FDISK is a utility, included in all versions of MS-DOS and Windows, for formatting (preparing) a hard disk drive to hold data and to logically partition the disk, specifying and naming major portions of it for different uses. FDISK is used to prepare and partition a brand new hard drive, and typically most personal computers today arrive with the drive already partitioned and loaded with the operating system and perhaps other software. A typical personal computer today arrives with a single partition that is addressed by the operating system as the logical C drive. (Some PCs also have one or two diskette drives addressed as the A and B drives. PCs with CD-ROMs also usually address the CD-ROM as the D drive. But a hard disk drive can be divided into and addressed as several "logical" drives, or partitions.)

In addition to setting up a new hard disk drive, FDISK is used for repartitioning the hard drive when you want to change something. For example, a computer can be set up as a dual boot system, with one operating system (for example, Windows 2000) in one partition and another operating system (for example, Linux) in another partition. Disk partitioning is also commonly used on LAN servers, where different sets of users share different files and applications. The maximum partition size in the first version of DOS to use FDISK was 16 megabytes. Recent Windows systems support hard drives up to 2 terabytes (2,000 gigabytes) in size!

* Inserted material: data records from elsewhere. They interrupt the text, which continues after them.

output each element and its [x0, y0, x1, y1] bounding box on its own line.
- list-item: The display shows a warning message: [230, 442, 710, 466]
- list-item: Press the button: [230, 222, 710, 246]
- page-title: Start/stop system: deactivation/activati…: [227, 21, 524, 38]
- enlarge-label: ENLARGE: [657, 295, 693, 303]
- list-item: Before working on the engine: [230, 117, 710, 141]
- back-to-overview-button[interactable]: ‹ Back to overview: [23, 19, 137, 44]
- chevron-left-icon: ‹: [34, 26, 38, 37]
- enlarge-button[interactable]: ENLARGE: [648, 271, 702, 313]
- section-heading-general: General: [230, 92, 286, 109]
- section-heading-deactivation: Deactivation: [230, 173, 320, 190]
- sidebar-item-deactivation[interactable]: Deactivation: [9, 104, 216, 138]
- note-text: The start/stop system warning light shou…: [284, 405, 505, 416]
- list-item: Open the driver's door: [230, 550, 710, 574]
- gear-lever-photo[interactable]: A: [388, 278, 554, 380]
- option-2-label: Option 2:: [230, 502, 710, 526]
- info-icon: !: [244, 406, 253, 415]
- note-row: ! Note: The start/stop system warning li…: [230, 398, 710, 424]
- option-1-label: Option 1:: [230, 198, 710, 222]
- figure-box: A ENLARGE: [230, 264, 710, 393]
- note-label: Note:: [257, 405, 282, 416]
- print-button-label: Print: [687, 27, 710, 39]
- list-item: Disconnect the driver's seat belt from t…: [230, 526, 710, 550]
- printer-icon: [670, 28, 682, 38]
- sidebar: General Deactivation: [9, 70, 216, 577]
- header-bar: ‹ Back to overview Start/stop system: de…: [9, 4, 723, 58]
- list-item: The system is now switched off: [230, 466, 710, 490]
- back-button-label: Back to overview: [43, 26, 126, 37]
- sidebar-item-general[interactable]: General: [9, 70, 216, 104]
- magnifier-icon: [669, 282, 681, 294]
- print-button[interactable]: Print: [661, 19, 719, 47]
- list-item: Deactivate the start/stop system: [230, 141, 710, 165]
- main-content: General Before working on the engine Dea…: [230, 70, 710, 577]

If you need to repartition your current hard drive, be sure to back up all data because it will be lost when you use FDISK. Be careful to follow the documented Microsoft and manufacturer directions.

The age of your computer and the operating system you use determines how difficult the hard drive installation will be. The Basic Input Output System (BIOS) in computers manufactured before 1994 does not support drives larger than 512 MB, which causes FDISK to display larger hard drives as only 512 MB in size. It is necessary to use disk management software that helps an older BIOS version to recognize a hard drive larger than 512 MB. Disk management software is usually included with your new hard drive or free upon request from the hard drive manufacturer. You can also purchase a BIOS upgrade such as an EPROM chip, flash memory BIOS software, a controller card, or a card with a BIOS chip on it depending on the manufacturer's recommendation. Depending on your operating system, you may have to create multiple partitions in order to use your hard drive's full capacity:

  • DOS version 6.22 and later supports drives greater than 8.4 GB. Versions earlier than 6.22 do not.
  • Windows 95A does support drives larger than 8.4 GB, but you have to partition the drive into at least four partitions depending on the hard drive's size because of FAT 16 file system's limitations used by Windows 95A. Windows 95B supports FAT 32, which allows one large partition on new hard drives and supports hard drives up to 2,000 GB in size.
  • The first and later editions of Windows 98 support FAT 32 and hard drives up to 2,000 GB.
  • Windows NT version 5.0 and later also supports large hard drives.

FDISK has its limitations. You can't move applications from one partition to another without uninstalling and reinstalling the software. FDISK erases all data on your hard drive. And you can't delete or create new partitions without going through the entire FDISK and formatting process again. However, special partitioning software such as PartitionMagic can be used instead of FDISK. Partitioning software allows you to create, delete, and resize partitions without losing your data. You can move applications from one partition to another without uninstalling and reinstalling the application. You can hide partitions to protect data from other users. You can also use partitioning software as a boot manager. A boot manager allows you to install and use more than one operating system easily. Partition software also eliminates the need for a BIOS upgrade in older computers.